The federal government in a court brief continued to defend the constitutionality of the Corporate Transparency Act (CTA), P.L. 116-283, even though the government has, at least temporarily, eliminated the need for domestic companies to report beneficial ownership information (BOI) as part of the legislation.
In the supplemental brief filed Wednesday in the Eleventh Circuit in National Small Business United et. al. v. U.S. Department of the Treasury, et al, No. 24-10736, the government said the interim final rule that removed the BOI filing requirement for domestic companies was an executive branch action that does not affect the CTA’s constitutionality.

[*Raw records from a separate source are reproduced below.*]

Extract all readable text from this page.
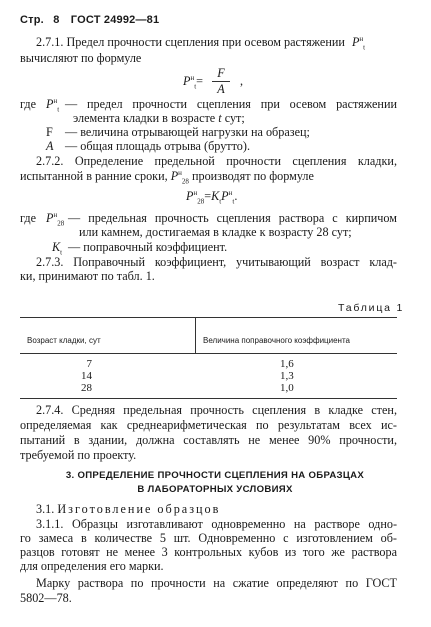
Стр. 8 ГОСТ 24992—81
2.7.1. Предел прочности сцепления при осевом растяжении $P^н_t$
вычисляют по формуле
$P^н_t=$
F
A
,
где $P^н_t$ — предел прочности сцепления при осевом растяжении
элемента кладки в возрасте t сут;
F — величина отрывающей нагрузки на образец;
A — общая площадь отрыва (брутто).
2.7.2. Определение предельной прочности сцепления кладки,
испытанной в ранние сроки, $P^н_{28}$ производят по формуле
$P^н_{28}=K_tP^н_t$.
где $P^н_{28}$ — предельная прочность сцепления раствора с кирпичом
или камнем, достигаемая в кладке к возрасту 28 сут;
$K_t$ — поправочный коэффициент.
2.7.3. Поправочный коэффициент, учитывающий возраст клад-
ки, принимают по табл. 1.
Таблица 1
Возраст кладки, сут	Величина поправочного коэффициента
7
14
28
1,6
1,3
1,0
2.7.4. Средняя предельная прочность сцепления в кладке стен,
определяемая как среднеарифметическая по результатам всех ис-
пытаний в здании, должна составлять не менее 90% прочности,
требуемой по проекту.
3. ОПРЕДЕЛЕНИЕ ПРОЧНОСТИ СЦЕПЛЕНИЯ НА ОБРАЗЦАХ
В ЛАБОРАТОРНЫХ УСЛОВИЯХ
3.1. Изготовление образцов
3.1.1. Образцы изготавливают одновременно на растворе одно-
го замеса в количестве 5 шт. Одновременно с изготовлением об-
разцов готовят не менее 3 контрольных кубов из того же раствора
для определения его марки.
Марку раствора по прочности на сжатие определяют по ГОСТ
5802—78.
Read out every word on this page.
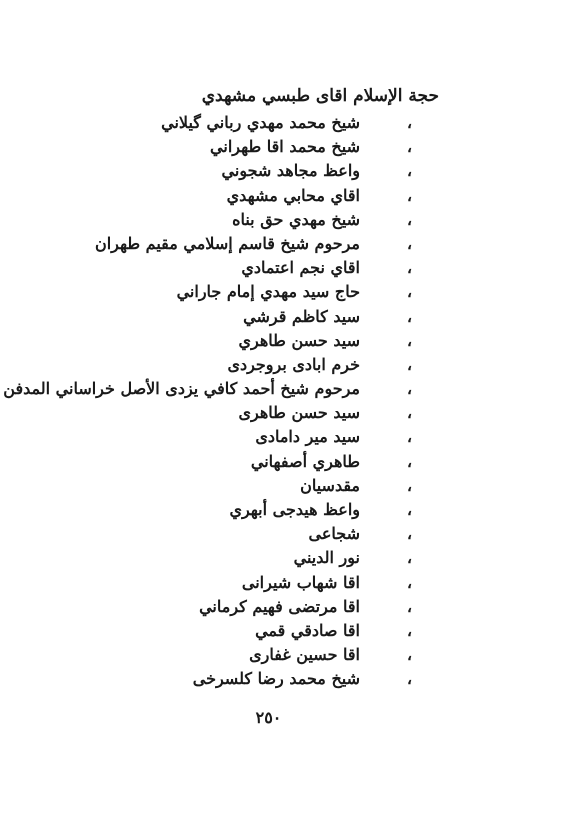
حجة الإسلام اقاى طبسي مشهدي
،
شيخ محمد مهدي رباني گيلاني
،
شيخ محمد اقا طهراني
،
واعظ مجاهد شجوني
،
اقاي محابي مشهدي
،
شيخ مهدي حق بناه
،
مرحوم شيخ قاسم إسلامي مقيم طهران
،
اقاي نجم اعتمادي
،
حاج سيد مهدي إمام جاراني
،
سيد كاظم قرشي
،
سيد حسن طاهري
،
خرم ابادى بروجردى
،
مرحوم شيخ أحمد كافي يزدى الأصل خراساني المدفن
،
سيد حسن طاهرى
،
سيد مير دامادى
،
طاهري أصفهاني
،
مقدسيان
،
واعظ هيدجى أبهري
،
شجاعى
،
نور الديني
،
اقا شهاب شيرانى
،
اقا مرتضى فهيم كرماني
،
اقا صادقي قمي
،
اقا حسين غفارى
،
شيخ محمد رضا كلسرخى
٢٥٠
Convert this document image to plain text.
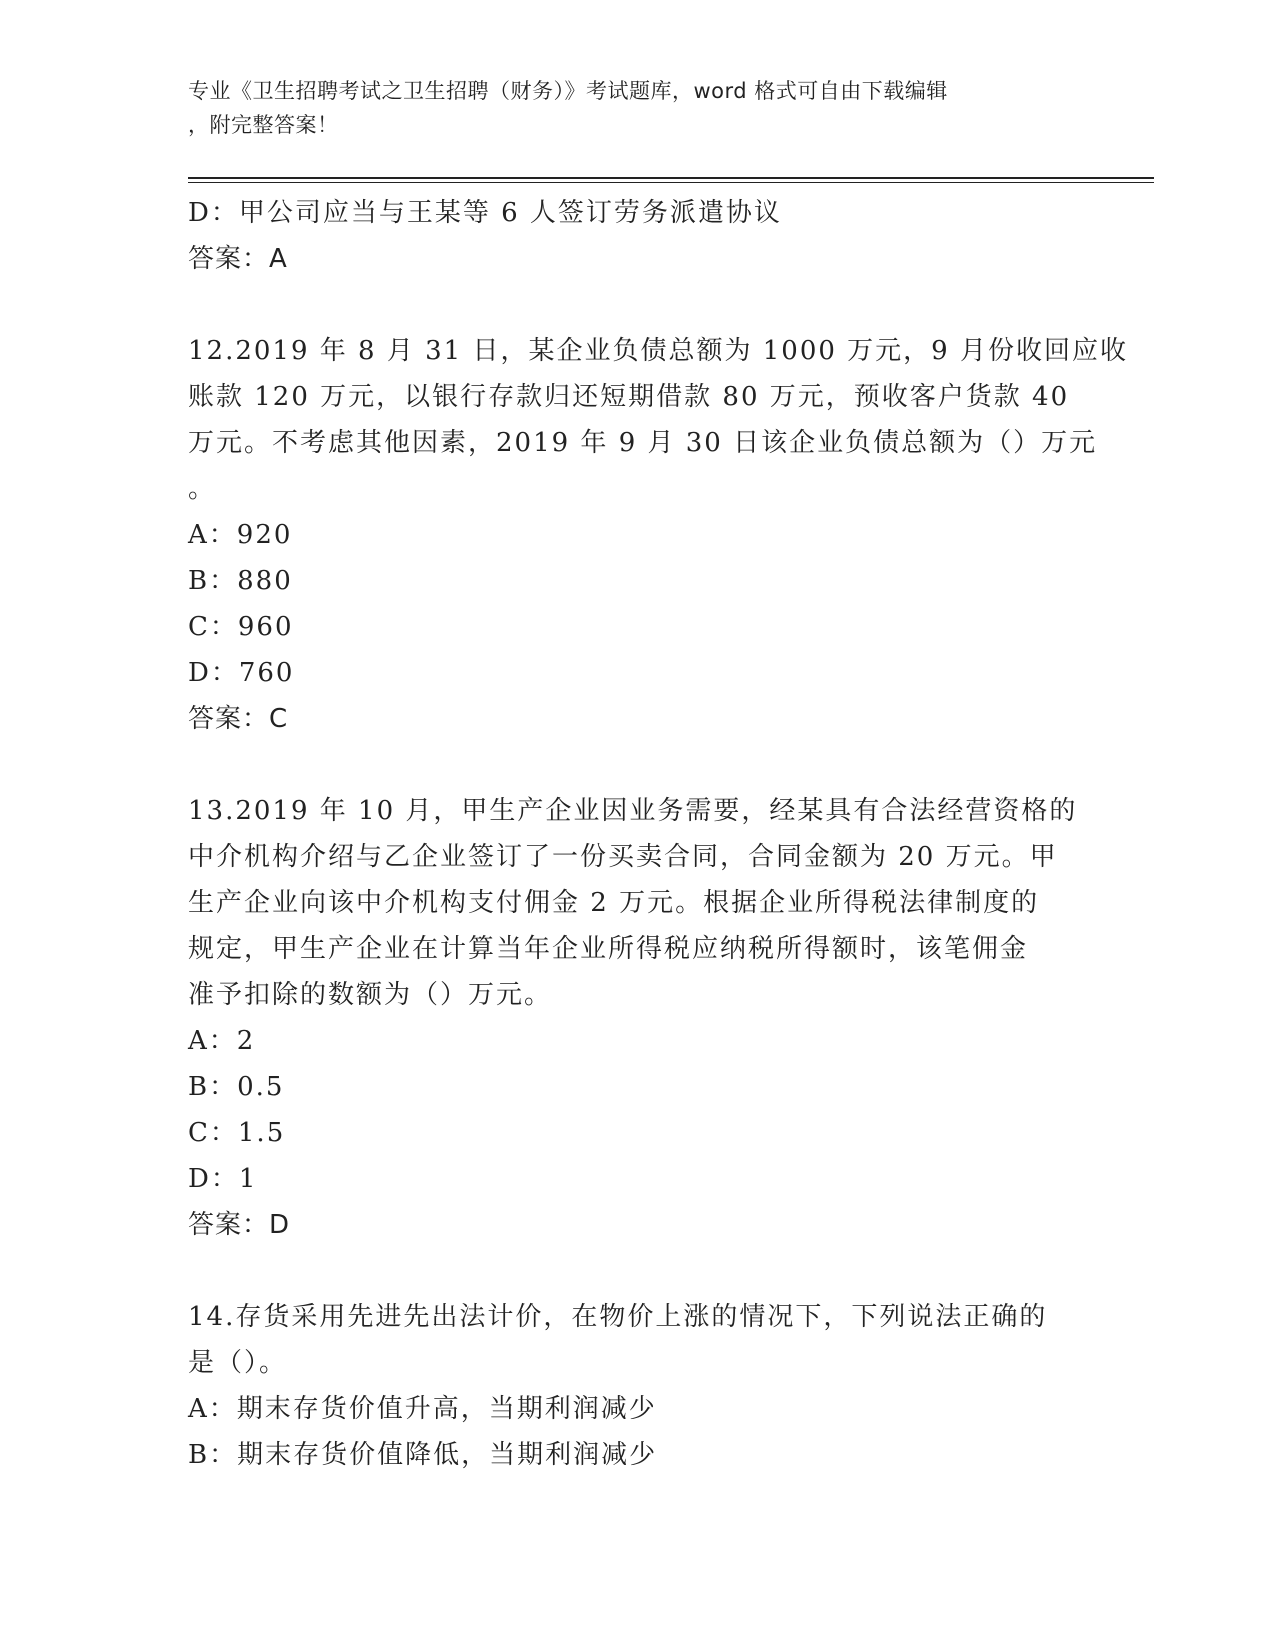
专业《卫生招聘考试之卫生招聘（财务）》考试题库，word 格式可自由下载编辑
，附完整答案！
D：甲公司应当与王某等 6 人签订劳务派遣协议
答案：A
12.2019 年 8 月 31 日，某企业负债总额为 1000 万元，9 月份收回应收
账款 120 万元，以银行存款归还短期借款 80 万元，预收客户货款 40
万元。不考虑其他因素，2019 年 9 月 30 日该企业负债总额为（）万元
。
A：920
B：880
C：960
D：760
答案：C
13.2019 年 10 月，甲生产企业因业务需要，经某具有合法经营资格的
中介机构介绍与乙企业签订了一份买卖合同，合同金额为 20 万元。甲
生产企业向该中介机构支付佣金 2 万元。根据企业所得税法律制度的
规定，甲生产企业在计算当年企业所得税应纳税所得额时，该笔佣金
准予扣除的数额为（）万元。
A：2
B：0.5
C：1.5
D：1
答案：D
14.存货采用先进先出法计价，在物价上涨的情况下，下列说法正确的
是（）。
A：期末存货价值升高，当期利润减少
B：期末存货价值降低，当期利润减少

The BOI filing requirement still applies to foreign companies registered to do business in the United States under the interim final rule from the Financial Crimes Enforcement Network (FinCEN), which administers the CTA, the anti-money laundering law that Congress passed in 2021. The interim final rule, announced Friday by FinCEN, was published Wednesday in the Federal Register.
“This change in how the Executive Branch is implementing the CTA does not directly affect this Court’s analysis of plaintiffs’ facial constitutional challenge, which turns on whether the statutory reporting requirements are within Congress’s broad powers under the Commerce Clause and Necessary and Proper Clause,” the brief said.

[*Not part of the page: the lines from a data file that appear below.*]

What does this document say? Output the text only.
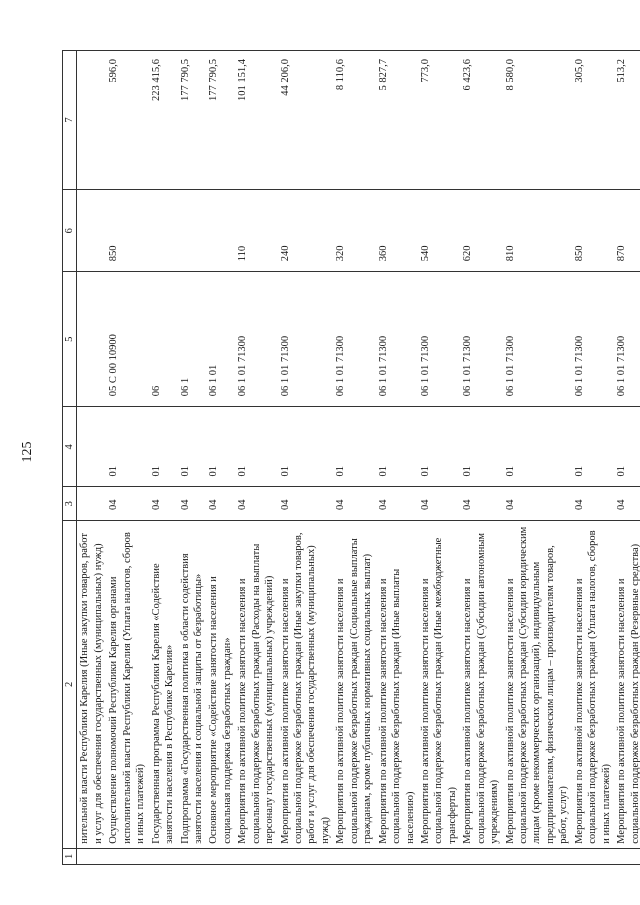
125
1	2	3	4	5	6	7
	нительной власти Республики Карелия (Иные закупки товаров, работ и услуг для обеспечения государственных (муниципальных) нужд)					
	Осуществление полномочий Республики Карелия органами исполнительной власти Республики Карелия (Уплата налогов, сборов и иных платежей)	04	01	05 С 00 10900	850	596,0
	Государственная программа Республики Карелия «Содействие занятости населения в Республике Карелия»	04	01	06		223 415,6
	Подпрограмма «Государственная политика в области содействия занятости населения и социальной защиты от безработицы»	04	01	06 1		177 790,5
	Основное мероприятие «Содействие занятости населения и социальная поддержка безработных граждан»	04	01	06 1 01		177 790,5
	Мероприятия по активной политике занятости населения и социальной поддержке безработных граждан (Расходы на выплаты персоналу государственных (муниципальных) учреждений)	04	01	06 1 01 71300	110	101 151,4
	Мероприятия по активной политике занятости населения и социальной поддержке безработных граждан (Иные закупки товаров, работ и услуг для обеспечения государственных (муниципальных) нужд)	04	01	06 1 01 71300	240	44 206,0
	Мероприятия по активной политике занятости населения и социальной поддержке безработных граждан (Социальные выплаты гражданам, кроме публичных нормативных социальных выплат)	04	01	06 1 01 71300	320	8 110,6
	Мероприятия по активной политике занятости населения и социальной поддержке безработных граждан (Иные выплаты населению)	04	01	06 1 01 71300	360	5 827,7
	Мероприятия по активной политике занятости населения и социальной поддержке безработных граждан (Иные межбюджетные трансферты)	04	01	06 1 01 71300	540	773,0
	Мероприятия по активной политике занятости населения и социальной поддержке безработных граждан (Субсидии автономным учреждениям)	04	01	06 1 01 71300	620	6 423,6
	Мероприятия по активной политике занятости населения и социальной поддержке безработных граждан (Субсидии юридическим лицам (кроме некоммерческих организаций), индивидуальным предпринимателям, физическим лицам – производителям товаров, работ, услуг)	04	01	06 1 01 71300	810	8 580,0
	Мероприятия по активной политике занятости населения и социальной поддержке безработных граждан (Уплата налогов, сборов и иных платежей)	04	01	06 1 01 71300	850	305,0
	Мероприятия по активной политике занятости населения и социальной поддержке безработных граждан (Резервные средства)	04	01	06 1 01 71300	870	513,2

The Justice Department appealed to the Eleventh Circuit after a federal district court in Alabama granted the plaintiffs’ motion for summary judgment in National Small Business United v. Yellen, No. 5:22-cv-1448-LCB (N.D. Ala. 3/1/24), holding that the CTA is unconstitutional. The government is asking the Eleventh Circuit to reverse that decision.
Interim final rule
The interim final rule revises the definition of “reporting company” to mean only those entities that are formed under the law of a foreign country and that have registered to do business in any U.S. state or tribal jurisdiction by the filing of a document with a secretary of state or similar office (formerly known as “foreign reporting companies”). The rule notes that foreign reporting companies “present heightened national security and illicit finance risks.”
FinCEN also exempts entities previously known as “domestic reporting companies” from BOI reporting requirements.
In addition, the rule exempts foreign reporting companies from having to report the BOI of any U.S. persons who are beneficial owners of the foreign reporting company and exempts U.S. persons from having to provide such information to any foreign reporting company for which they are a beneficial owner.
Under the new rule, the filing deadline for foreign entities that were registered to do business in the United States before the date of publication of the rule in the Federal Register is 30 days from the date of publication (i.e., April 25, 2025, for most companies).
Meanwhile, foreign entities that register after the publication date of the rule have 30 days to file an initial BOI report after receiving notice that their registration is effective.
AICPA advocacy
The AICPA and state CPA societies wrote numerous letters to Congress and FinCEN urging a delay in the BOI reporting deadline. The AICPA regularly updates its BOI reporting resource center.